Many women, at some point during their lives, will experience some form of urinary incontinence. Simple activities such as sneezing or coughing can result in bladder leakage. Physical Therapy can help women regain control through education regarding pelvic floor function, bladder retraining, strengthening, and use of electrical stimulation and/or biofeedback. PT can also benefit those preparing for surgery and decrease their recovery time.

Pelvic Pain/Dysfunction

The pelvic area consists of multiple muscles and soft tissue. As with any muscle, pain can be caused by weakness, tightness, spasms, or scar tissue. Many women experience pelvic pain for years before seeking treatment. Pain can occur after surgery or childbirth, during intercourse, with prolonged standing, exercise, or with urination or bowel movements. PT can help decrease pain utilizing various pain management modalities, manual techniques, stretching, strengthening, and patient education.

Prenatal/Postpartum Care

During pregnancy, many women experience low back pain, pelvic discomfort, decreased control of urine, leg pain and numbness, and severe leg cramps. PT intervention may include postural education, strengthening/stretching programs, and pelvic floor strengthening. After delivery, PT can prove beneficial for women experiencing incontinence or urine leakage, weakened abdominal muscles, pain from incisions, pain during intercourse, or pelvic floor pain.
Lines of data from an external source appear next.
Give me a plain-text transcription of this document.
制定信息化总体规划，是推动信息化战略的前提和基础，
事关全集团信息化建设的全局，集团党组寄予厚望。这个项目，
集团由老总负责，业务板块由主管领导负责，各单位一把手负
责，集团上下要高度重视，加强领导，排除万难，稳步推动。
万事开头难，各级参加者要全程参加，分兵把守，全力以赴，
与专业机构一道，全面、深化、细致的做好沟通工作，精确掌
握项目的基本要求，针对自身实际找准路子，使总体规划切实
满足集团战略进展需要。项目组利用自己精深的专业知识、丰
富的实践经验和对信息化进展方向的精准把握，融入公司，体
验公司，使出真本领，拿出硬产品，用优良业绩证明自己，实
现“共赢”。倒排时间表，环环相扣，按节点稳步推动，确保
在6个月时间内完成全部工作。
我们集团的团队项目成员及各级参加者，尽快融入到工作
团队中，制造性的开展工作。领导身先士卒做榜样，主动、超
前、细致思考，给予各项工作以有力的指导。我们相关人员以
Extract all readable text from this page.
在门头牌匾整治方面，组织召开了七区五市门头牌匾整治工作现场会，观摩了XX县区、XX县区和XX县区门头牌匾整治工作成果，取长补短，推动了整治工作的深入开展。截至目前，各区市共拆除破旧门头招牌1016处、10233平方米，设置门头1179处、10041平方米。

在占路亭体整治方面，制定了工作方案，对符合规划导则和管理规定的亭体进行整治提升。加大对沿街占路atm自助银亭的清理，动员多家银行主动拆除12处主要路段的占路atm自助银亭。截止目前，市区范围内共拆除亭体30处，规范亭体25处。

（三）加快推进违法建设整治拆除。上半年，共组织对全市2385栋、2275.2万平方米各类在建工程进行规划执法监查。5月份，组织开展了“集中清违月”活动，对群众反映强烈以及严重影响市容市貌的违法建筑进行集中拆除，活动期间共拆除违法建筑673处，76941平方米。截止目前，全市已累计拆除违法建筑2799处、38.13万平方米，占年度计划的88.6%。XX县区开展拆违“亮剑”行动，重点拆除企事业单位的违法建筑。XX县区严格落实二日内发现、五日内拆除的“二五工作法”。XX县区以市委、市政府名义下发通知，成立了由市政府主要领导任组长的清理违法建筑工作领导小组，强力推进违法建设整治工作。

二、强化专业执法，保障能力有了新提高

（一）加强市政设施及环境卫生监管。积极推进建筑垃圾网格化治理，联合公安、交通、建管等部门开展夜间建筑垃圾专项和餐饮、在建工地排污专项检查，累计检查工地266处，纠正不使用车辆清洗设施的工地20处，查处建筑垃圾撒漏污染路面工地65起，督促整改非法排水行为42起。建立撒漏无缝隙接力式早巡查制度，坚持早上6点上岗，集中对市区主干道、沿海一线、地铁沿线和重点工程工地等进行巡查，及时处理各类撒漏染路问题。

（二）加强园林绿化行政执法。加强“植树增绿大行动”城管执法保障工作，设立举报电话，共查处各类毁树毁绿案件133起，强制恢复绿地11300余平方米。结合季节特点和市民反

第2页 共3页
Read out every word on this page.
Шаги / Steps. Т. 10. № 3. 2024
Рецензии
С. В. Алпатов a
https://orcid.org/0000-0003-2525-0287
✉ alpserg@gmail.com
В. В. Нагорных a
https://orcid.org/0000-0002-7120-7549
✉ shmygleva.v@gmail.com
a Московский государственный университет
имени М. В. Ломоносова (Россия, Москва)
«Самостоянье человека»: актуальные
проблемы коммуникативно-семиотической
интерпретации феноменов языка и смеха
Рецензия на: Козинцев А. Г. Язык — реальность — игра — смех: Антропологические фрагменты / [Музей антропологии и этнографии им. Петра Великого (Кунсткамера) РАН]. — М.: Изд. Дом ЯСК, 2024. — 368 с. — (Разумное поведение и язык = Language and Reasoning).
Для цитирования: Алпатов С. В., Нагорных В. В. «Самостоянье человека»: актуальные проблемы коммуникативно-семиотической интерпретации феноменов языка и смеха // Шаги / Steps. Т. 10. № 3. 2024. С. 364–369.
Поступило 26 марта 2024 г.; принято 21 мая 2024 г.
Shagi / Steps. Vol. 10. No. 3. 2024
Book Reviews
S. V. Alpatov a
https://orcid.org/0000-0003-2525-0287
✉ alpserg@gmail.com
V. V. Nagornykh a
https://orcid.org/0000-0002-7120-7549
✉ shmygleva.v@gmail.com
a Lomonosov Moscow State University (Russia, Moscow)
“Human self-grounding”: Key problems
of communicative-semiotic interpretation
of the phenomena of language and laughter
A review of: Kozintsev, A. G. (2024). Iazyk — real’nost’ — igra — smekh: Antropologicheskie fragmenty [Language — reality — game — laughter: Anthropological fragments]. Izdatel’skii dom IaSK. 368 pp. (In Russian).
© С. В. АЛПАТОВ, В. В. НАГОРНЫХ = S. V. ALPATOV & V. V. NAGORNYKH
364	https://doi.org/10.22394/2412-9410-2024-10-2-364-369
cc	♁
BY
How do I get started with PT?

First speak to your physician about your concerns and ask questions. Communication between your physician and your therapist is essential and an integral part of your recovery. Once you obtain a prescription for pelvic floor physical therapy, you may call our office to schedule your initial evaluation.

What should I expect?

As a new patient, you will receive a thorough evaluation and one-on-one discussion with your therapist. If appropriate for your diagnosis, the evaluation may include a pelvic floor examination. Your initial visit should take about 60 to 90 minutes for the admissions and evaluation process. Followup visits are typically 30 to 60 minutes in length depending on your customized treatment plan. All treatments take place in a private room with a female physical therapist trained specifically in this field.

Who will be my PT?

Kimberly Tonovitz, PT, CAAP-Pelvic Certified, has been a dedicated member of the Thompson Health Rehabilitation Team since 2000. Her passion to help women regain strength, decrease pain, and optimize daily function has led her to earn a Certificate of Achievement in Pelvic Physical Therapy (CAPP) through the American Physical Therapy Association’s Section on Women’s Health. As a women’s health physical therapist, Kim strives to help women overcome the challenges of pelvic dysfunction and pain with a compassionate therapeutic approach. She provides customized treatment plans to help each woman meet her personal goals.